N-cycling bacteria were unaffected by soil type or fire severity

In contrast to the large impact of moisture on fungal communities, there was no significant impact of moisture (or fire severity) on two types of N-cycling bacterial communities. This concurs with results for burned Douglas-fir pine forests in southern British Columbia, where fire affected ECM community structure, but not the structure of denitrifying or N-fixing bacterial communities (Kennedy and Egger 2010). Similarly, Štursová et al. (2014) found that insect infestation affected forest soil fungal communities more than bacterial communities. The few studies that have been conducted specifically on root-associated N-cycling communities in forests have noted low diversity of nitrogen-fixing bacteria (Burke et al. 2006; Izumi et al. 2006), which is consistent with our results. However, the inability of lodgepole pine to establish on unburned control plots may have prevented our ability to identify an effect of fire severity (at any intensity) on N-cycling bacterial communities. It is also possible that the differences between the fire severities tested were too small to be detected in community analyses that were used. This is supported by the results of Yeager et al. (2005), which showed few significant differences between nitrogen-fixing and ammonia-oxidizing bacterial profiles from moderately and severely-burned mixed conifer forest soils. We did note significant correlations between pH and C:N ratio and N-fixing communities, which was consistent with previous reports that changes in C:N ratio (Deslippe et al. 2005; Coelho et al. 2008) and pH (Hayden et al. 2010) can influence soil nifH profiles.

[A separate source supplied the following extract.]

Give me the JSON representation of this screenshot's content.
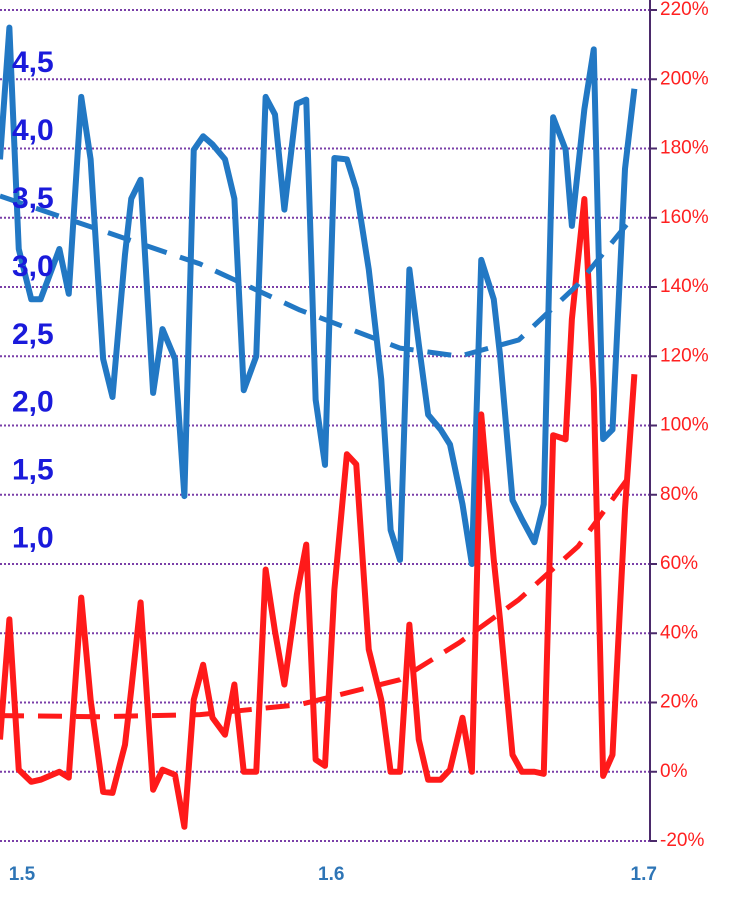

A lack of response to soil type and fire severity by N-cycling bacteria may also indicate greater resilience in bacterial compared to fungal communities. A review of soil microbe responses to fire found that fire reduced fungal biomass more than overall microbial biomass (Dooley and Treseder 2011). Similarly, fungal communities (especially mycorrhizal fungi) were shown to be more sensitive than bacterial communities to tree harvesting disturbance (Hartmann et al. 2012).

Conclusions

Our most striking finding was that soil type influenced ECM community much more than fire severity. Similarly, results showed that significant differences in soil chemistry parameters were due to soil type rather than to fire severity, leading us to conclude that local soil chemical variables were controlling ECM community structure. In particular, moisture appeared to be the most important influence on both soil chemistry and ECM composition, with the “signature” of moisture remaining pronounced even after consecutive landscape disturbances. Neither a major insect outbreak nor wildfire could eliminate this signature.

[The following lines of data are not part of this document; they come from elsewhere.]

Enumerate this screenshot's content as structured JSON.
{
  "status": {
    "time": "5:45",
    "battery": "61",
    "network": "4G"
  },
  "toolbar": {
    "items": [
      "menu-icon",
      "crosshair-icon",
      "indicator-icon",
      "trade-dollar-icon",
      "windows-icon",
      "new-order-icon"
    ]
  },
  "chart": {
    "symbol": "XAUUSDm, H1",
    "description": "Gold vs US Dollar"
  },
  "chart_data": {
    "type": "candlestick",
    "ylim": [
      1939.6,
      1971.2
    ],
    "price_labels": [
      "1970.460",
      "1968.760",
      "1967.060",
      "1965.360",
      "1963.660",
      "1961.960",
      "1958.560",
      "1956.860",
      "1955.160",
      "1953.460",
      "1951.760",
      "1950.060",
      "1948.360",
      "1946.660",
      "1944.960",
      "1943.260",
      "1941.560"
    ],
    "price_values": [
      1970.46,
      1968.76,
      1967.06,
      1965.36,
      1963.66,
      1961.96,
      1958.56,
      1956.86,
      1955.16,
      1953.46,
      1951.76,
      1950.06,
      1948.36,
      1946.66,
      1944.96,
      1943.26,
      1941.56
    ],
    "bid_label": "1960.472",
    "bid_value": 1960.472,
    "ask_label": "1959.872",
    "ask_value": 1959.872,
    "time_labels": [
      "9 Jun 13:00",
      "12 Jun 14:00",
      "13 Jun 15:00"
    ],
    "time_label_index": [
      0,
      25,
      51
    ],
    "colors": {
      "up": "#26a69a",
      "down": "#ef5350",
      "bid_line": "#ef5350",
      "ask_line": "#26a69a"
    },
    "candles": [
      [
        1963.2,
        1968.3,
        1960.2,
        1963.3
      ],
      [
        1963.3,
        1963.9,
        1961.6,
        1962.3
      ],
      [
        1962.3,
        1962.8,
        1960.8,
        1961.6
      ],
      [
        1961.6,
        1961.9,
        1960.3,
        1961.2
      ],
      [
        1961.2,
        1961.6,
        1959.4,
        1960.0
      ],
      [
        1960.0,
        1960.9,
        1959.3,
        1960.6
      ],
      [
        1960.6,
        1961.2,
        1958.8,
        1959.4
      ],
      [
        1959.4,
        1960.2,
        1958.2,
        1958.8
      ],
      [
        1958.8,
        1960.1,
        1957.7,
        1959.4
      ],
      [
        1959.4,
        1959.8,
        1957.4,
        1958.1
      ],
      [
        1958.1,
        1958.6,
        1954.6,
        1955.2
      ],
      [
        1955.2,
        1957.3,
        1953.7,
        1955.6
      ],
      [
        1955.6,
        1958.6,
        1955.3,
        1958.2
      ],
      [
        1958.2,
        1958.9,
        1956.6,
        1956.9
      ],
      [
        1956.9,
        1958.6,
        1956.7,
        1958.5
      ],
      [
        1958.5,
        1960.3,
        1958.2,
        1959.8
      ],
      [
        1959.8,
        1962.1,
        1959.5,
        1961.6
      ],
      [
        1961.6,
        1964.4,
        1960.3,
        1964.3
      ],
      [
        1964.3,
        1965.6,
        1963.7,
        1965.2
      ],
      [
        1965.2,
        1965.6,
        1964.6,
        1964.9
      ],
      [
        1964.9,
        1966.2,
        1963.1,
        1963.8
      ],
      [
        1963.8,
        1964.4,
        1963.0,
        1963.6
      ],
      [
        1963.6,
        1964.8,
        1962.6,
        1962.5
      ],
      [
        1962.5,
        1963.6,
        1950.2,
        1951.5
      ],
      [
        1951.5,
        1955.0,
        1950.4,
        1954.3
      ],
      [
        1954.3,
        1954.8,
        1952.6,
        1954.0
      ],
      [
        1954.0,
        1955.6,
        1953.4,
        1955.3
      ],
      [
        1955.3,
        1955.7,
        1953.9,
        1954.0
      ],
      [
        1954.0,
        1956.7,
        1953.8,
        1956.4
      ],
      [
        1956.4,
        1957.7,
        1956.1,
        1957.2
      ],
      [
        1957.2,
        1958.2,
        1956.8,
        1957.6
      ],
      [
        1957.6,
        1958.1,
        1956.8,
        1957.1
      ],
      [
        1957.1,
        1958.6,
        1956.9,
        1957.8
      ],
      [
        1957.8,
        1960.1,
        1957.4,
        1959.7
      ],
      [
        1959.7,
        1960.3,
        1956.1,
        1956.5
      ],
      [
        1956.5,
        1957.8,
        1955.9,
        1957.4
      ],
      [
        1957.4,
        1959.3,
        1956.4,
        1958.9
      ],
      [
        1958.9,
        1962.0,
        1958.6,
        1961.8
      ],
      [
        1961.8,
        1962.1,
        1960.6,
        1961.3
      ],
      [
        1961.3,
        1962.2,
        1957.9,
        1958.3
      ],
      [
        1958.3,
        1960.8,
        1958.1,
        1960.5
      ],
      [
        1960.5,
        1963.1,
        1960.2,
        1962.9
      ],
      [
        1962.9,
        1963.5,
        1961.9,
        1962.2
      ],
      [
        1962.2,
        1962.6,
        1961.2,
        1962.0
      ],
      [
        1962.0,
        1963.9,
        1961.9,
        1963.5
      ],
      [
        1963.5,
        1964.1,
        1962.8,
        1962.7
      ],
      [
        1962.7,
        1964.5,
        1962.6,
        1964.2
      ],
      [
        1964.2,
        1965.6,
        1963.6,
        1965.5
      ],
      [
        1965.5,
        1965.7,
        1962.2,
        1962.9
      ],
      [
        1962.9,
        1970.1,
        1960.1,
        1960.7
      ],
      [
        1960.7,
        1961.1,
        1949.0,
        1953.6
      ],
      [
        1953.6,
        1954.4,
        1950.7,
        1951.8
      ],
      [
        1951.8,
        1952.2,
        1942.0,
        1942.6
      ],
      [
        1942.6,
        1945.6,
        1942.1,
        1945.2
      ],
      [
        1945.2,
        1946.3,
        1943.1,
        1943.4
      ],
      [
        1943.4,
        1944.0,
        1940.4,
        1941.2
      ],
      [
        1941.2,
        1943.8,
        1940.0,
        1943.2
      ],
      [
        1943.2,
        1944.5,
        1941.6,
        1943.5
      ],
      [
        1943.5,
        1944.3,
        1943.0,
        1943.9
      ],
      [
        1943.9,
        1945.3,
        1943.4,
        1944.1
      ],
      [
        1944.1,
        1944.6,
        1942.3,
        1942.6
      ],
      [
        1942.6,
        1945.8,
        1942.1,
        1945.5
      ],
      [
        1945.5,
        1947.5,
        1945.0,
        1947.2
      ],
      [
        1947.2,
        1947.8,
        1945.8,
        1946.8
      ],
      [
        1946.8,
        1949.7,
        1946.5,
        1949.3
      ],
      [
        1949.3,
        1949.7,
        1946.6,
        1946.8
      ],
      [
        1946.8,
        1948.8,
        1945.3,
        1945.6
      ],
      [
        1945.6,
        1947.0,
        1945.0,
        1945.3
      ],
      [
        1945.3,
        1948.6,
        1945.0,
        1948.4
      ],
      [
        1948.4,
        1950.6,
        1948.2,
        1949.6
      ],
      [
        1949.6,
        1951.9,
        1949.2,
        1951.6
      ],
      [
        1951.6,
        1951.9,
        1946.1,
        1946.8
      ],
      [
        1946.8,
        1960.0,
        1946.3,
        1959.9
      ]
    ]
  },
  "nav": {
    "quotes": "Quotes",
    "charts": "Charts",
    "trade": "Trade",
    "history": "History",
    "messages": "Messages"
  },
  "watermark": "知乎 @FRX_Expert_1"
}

In summary, our results indicate that local soil conditions had a greater impact than fire severity on ECM communities on the roots of regenerating seedlings in post-beetle forests. This has implications for forest management in that it may be more important to consider soil chemistry and local soil moisture regime than fire history of sites selected for “restoration” (Burton 2006) through planting of seedlings.